Federal shutdown hits KansansPosted: Updated:
Some Kansans say they're starting to feel the effects of the partial federal government shutdown, from shorted food stamp disbursements to stressing out over whether their rent will get paid this month.
"The first thing I did was call to see how my HUD rental assistance would be affected," said Elaine Lewis.
Elaine is on medical disability. After years working for the local police department, heart, lung and kidney problems sidelined her. She now relies on government assistance to pay her medical bills, her rent and to buy groceries. Her tight budget is even tighter now, thanks to the shutdown.
"I would say it's always on my mind," she said.
Federal aid covers two-thirds of the cost of her her one bedroom apartment in Arkansas City. That's something she's not sure she'll be getting after this month.
In some ways, the worry has taken over her life.
"I made a lot of phone calls. I was on the phone for Medicaid and Social Security a total of four hours, most of that was hold," Elaine explained.
The answers she got were a mixed bag that added up to 'We won't know until we know.' That sort of uncertainty is something that's hard for a planner like Elaine to handle, especially when she has to be so careful about every dollar she spends.
"It tires a person to have to go through this kind of nonsense," Elaine said. "We expect the government to be efficient.
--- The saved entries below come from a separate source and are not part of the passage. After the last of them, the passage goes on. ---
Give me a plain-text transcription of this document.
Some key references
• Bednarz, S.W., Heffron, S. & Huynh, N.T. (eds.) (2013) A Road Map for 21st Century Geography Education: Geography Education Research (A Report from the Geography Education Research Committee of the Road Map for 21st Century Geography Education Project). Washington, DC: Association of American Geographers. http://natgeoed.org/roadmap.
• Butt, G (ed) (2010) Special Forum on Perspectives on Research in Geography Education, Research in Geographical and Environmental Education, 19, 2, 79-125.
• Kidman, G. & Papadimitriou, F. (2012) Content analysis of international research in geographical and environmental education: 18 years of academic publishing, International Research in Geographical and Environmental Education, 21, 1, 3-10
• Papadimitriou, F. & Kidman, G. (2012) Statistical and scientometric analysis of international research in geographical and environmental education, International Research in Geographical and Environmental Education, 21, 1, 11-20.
We know they're not, but we don't expect it to get like this. And then it makes more work for people down the line like this. And I don't have that kind of stamina."
Especially when she has to be so careful about every dollar she spends. Elaine has made arrangements with her landlord to temporarily lower her rent.
"A wonderful landlord. I have an awesome lady. But it puts her finances in jeopardy. This trickles from one person to another and this did not have to happen," she said.
Her family is pitching in to help cover what she can't. But this help will only be available for a couple months. Elaine doesn't think she can survive beyond that, especially after getting a smaller than normal food stamp allotment this month.
"It's been cut $30 and I read today on the news sources that it may stop altogether," she said.
Now, she's worried if the shutdown continues for too long, she'll have to move out - out of her home for nearly 15 years and out of the state.
"Every day I get up thinking, 'Oh, maybe it's going to quit today, things will get back to normal.' And then you read there's more problems with it. I'm not in a panic. I am just certainly on heightened alert."
She has just one thing to say to Kansas lawmakers, the rest of Congress and the president.
"Stop acting like kindergarteners who got their toy taken away cause they needed to go in from recess and sit down and think about the vulnerable folks like us."